Integrating palliative psychiatry into American behavioral health care would not be a new approach, Kumar said, but rather a mindset shift regarding how clinicians conceptualize treatment failures.

If palliative psychiatry services were to take hold in the United States, it would require open-minded clinicians who are focused on meeting the goals of the patient and their support system, Hobbs indicated.

In the future, palliative psychiatry may look like an interdisciplinary team of clinicians who could collaborate on a range of patients with varying mental health conditions, according to Dr. Vance Brown, chief medical officer of Androscoggin Home Healthcare + Hospice.

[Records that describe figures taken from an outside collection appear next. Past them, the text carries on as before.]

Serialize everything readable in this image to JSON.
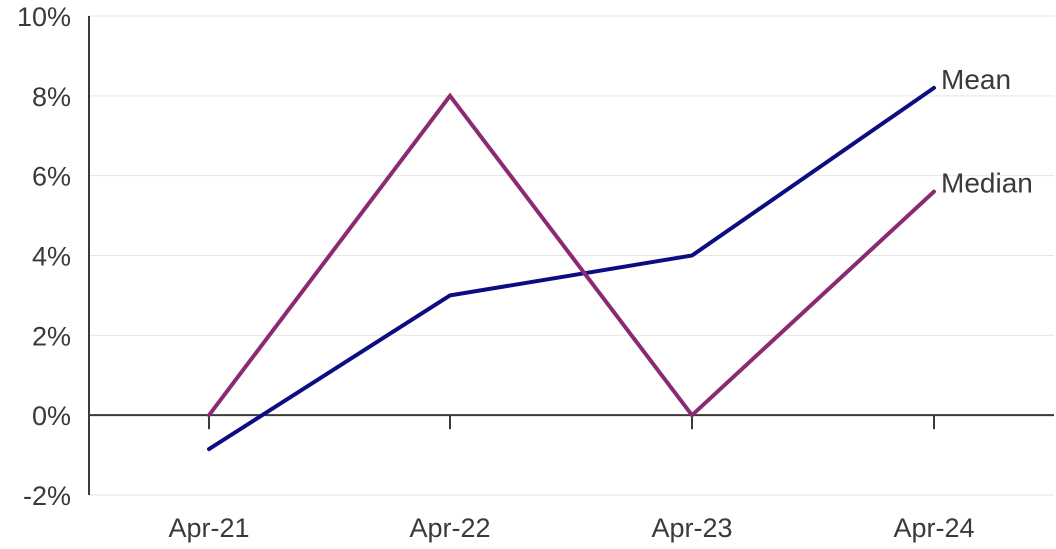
{
  "chart_data": {
    "type": "line",
    "title": "",
    "xlabel": "",
    "ylabel": "",
    "categories": [
      "Apr-21",
      "Apr-22",
      "Apr-23",
      "Apr-24"
    ],
    "series": [
      {
        "name": "Mean",
        "values": [
          -0.85,
          3.0,
          4.0,
          8.2
        ],
        "color": "#0d0d82"
      },
      {
        "name": "Median",
        "values": [
          0.0,
          8.0,
          0.0,
          5.6
        ],
        "color": "#8b2a73"
      }
    ],
    "ylim": [
      -2,
      10
    ],
    "yticks": [
      -2,
      0,
      2,
      4,
      6,
      8,
      10
    ],
    "ytick_labels": [
      "-2%",
      "0%",
      "2%",
      "4%",
      "6%",
      "8%",
      "10%"
    ],
    "grid": true,
    "legend": "inline labels at line ends",
    "colors": {
      "grid": "#e6e6e6",
      "axis": "#3a3a3a",
      "text": "#3a3a3a"
    }
  }
}
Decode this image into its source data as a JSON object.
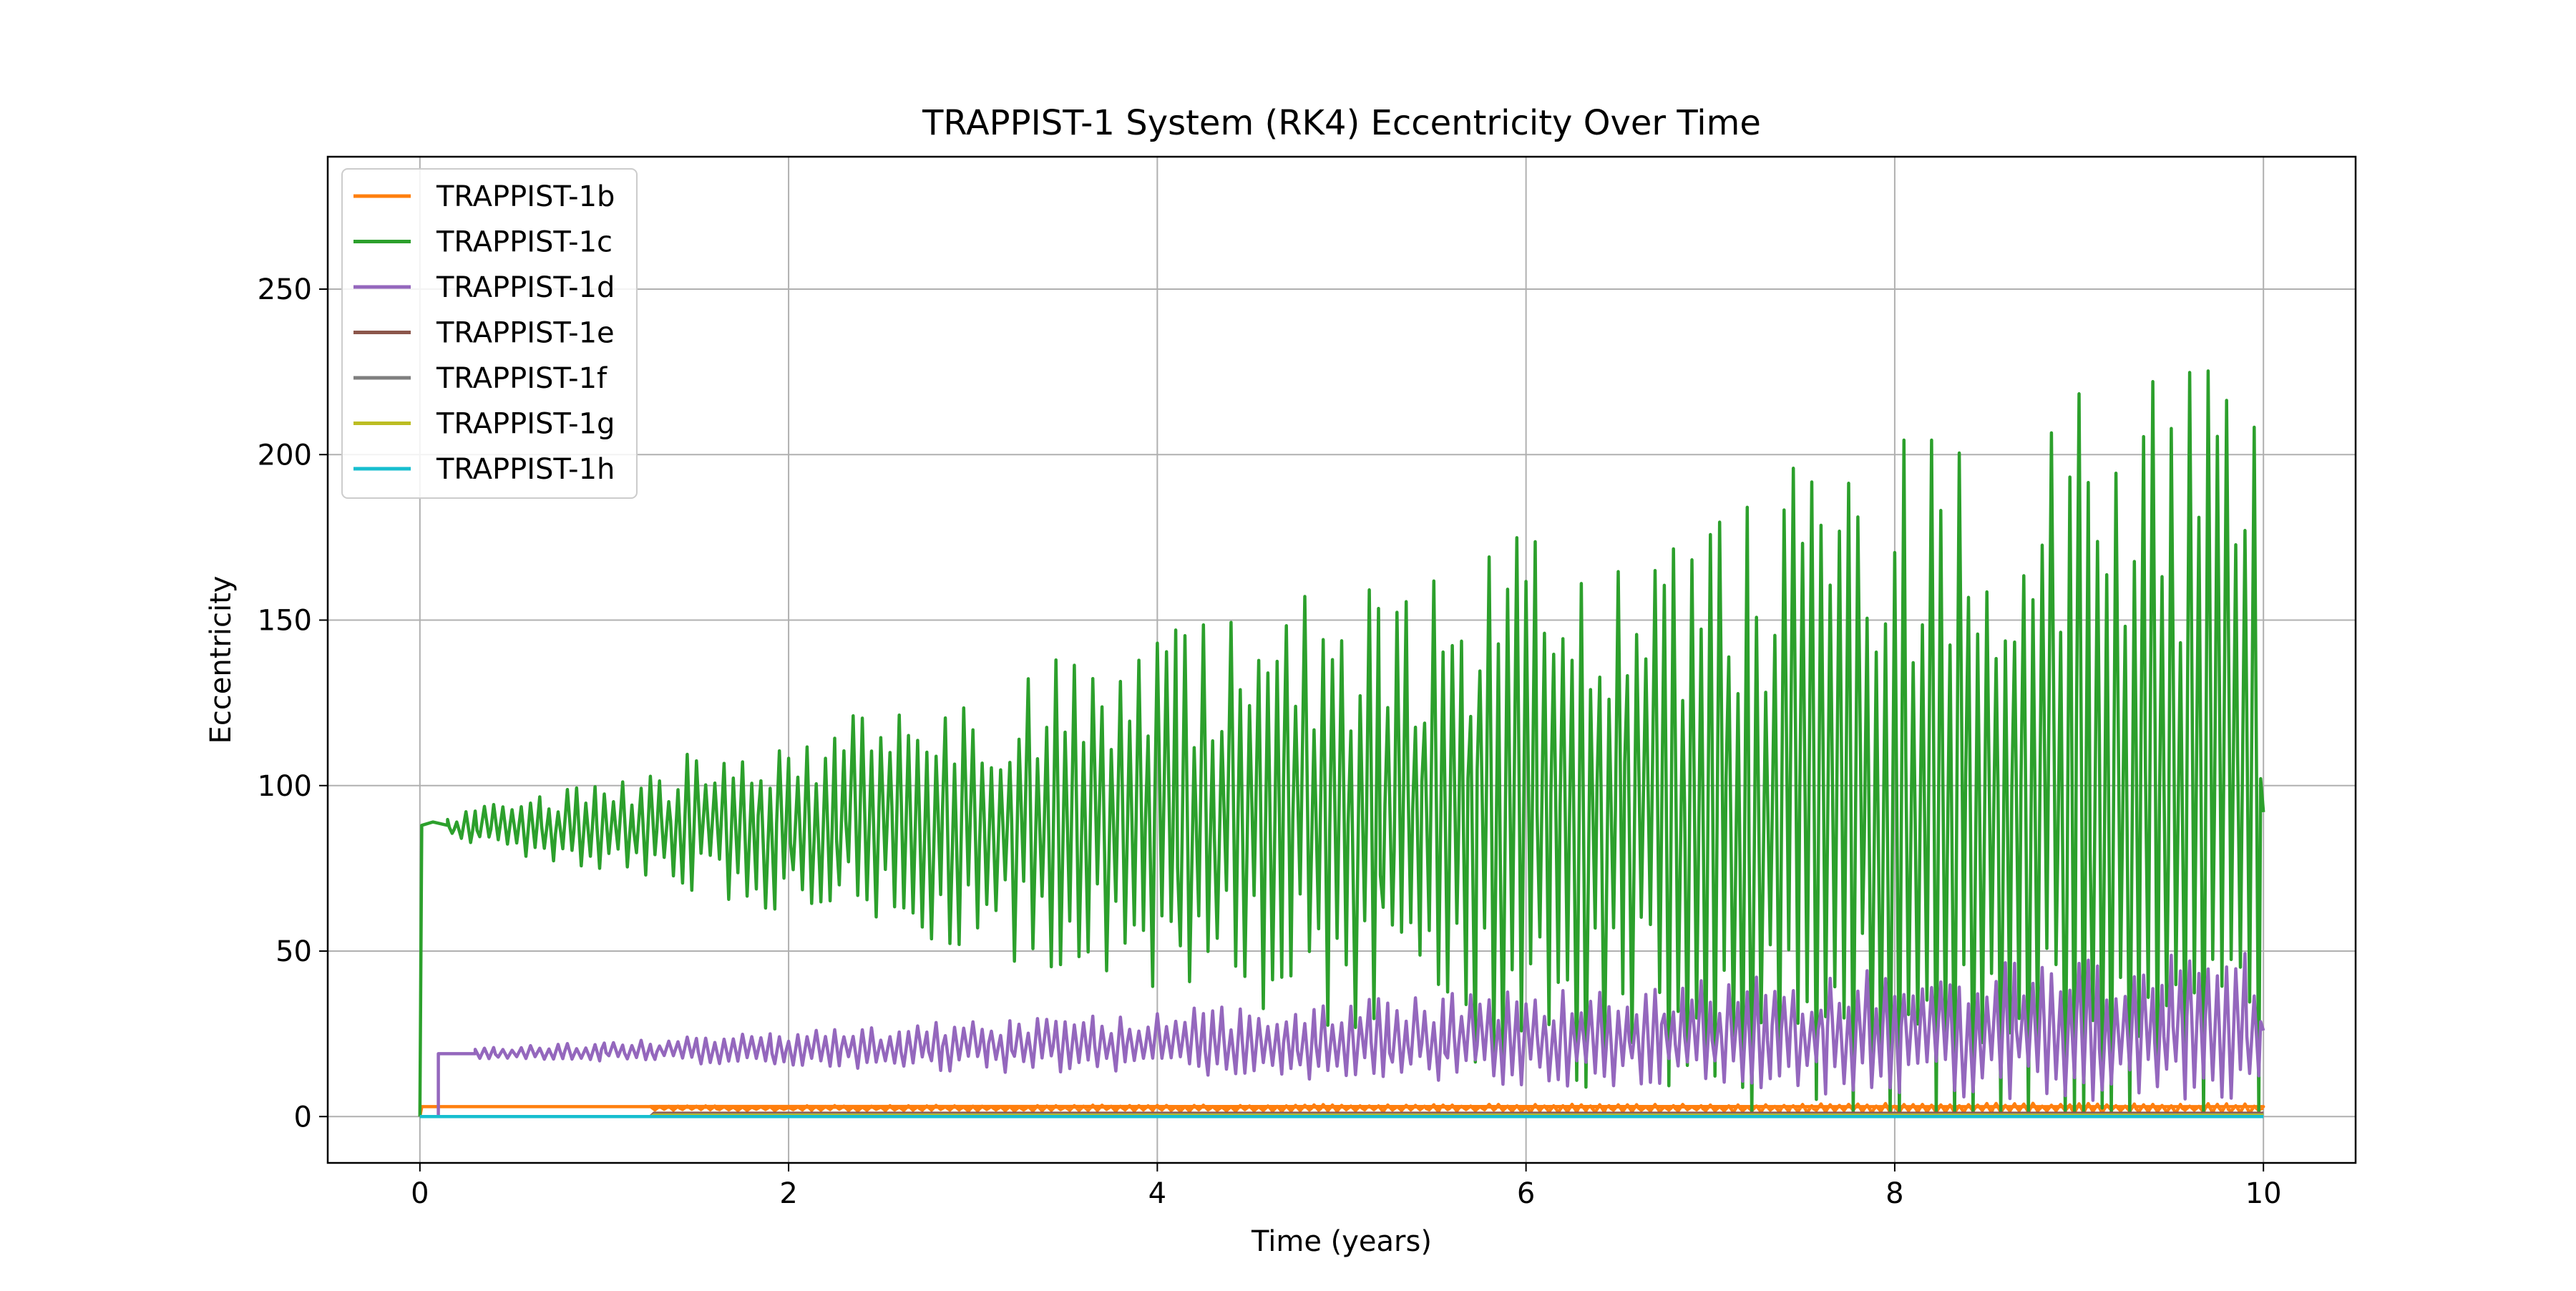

The Lewiston, Maine-based nonprofit organization offers home health, hospice, palliative care and behavioral health services.

“[There’s] a strong need for folks with behavioral health expertise, but [also] from a clinical perspective we desperately need folks who sit right at that interface,” Brown said. “We have so many folks who have serious and persistent mental illnesses with far shorter lifespans [and] usually disproportionate burdens of chronic illness, which leads to palliative and hospice trajectories and challenges associated with their care through this whole trajectory.”

In actuality, discomfort and lack of familiarity around palliative care may be a barrier to wider, explicit adoption. Even if misconceptions remain unaddressed, clinicians should focus on becoming comfortable with the clinical framework of palliative psychiatry and acknowledging the subgroup of patients who do not respond to evidence-based treatments, Kumar said.

The best model for coordinating palliative and behavioral health care involves integrating a palliative care clinician into a behavioral health clinic, according to Krishnasamy.

“[For] so many patients with a mental illness, their clinicians within the mental health clinics might know them best,” she said.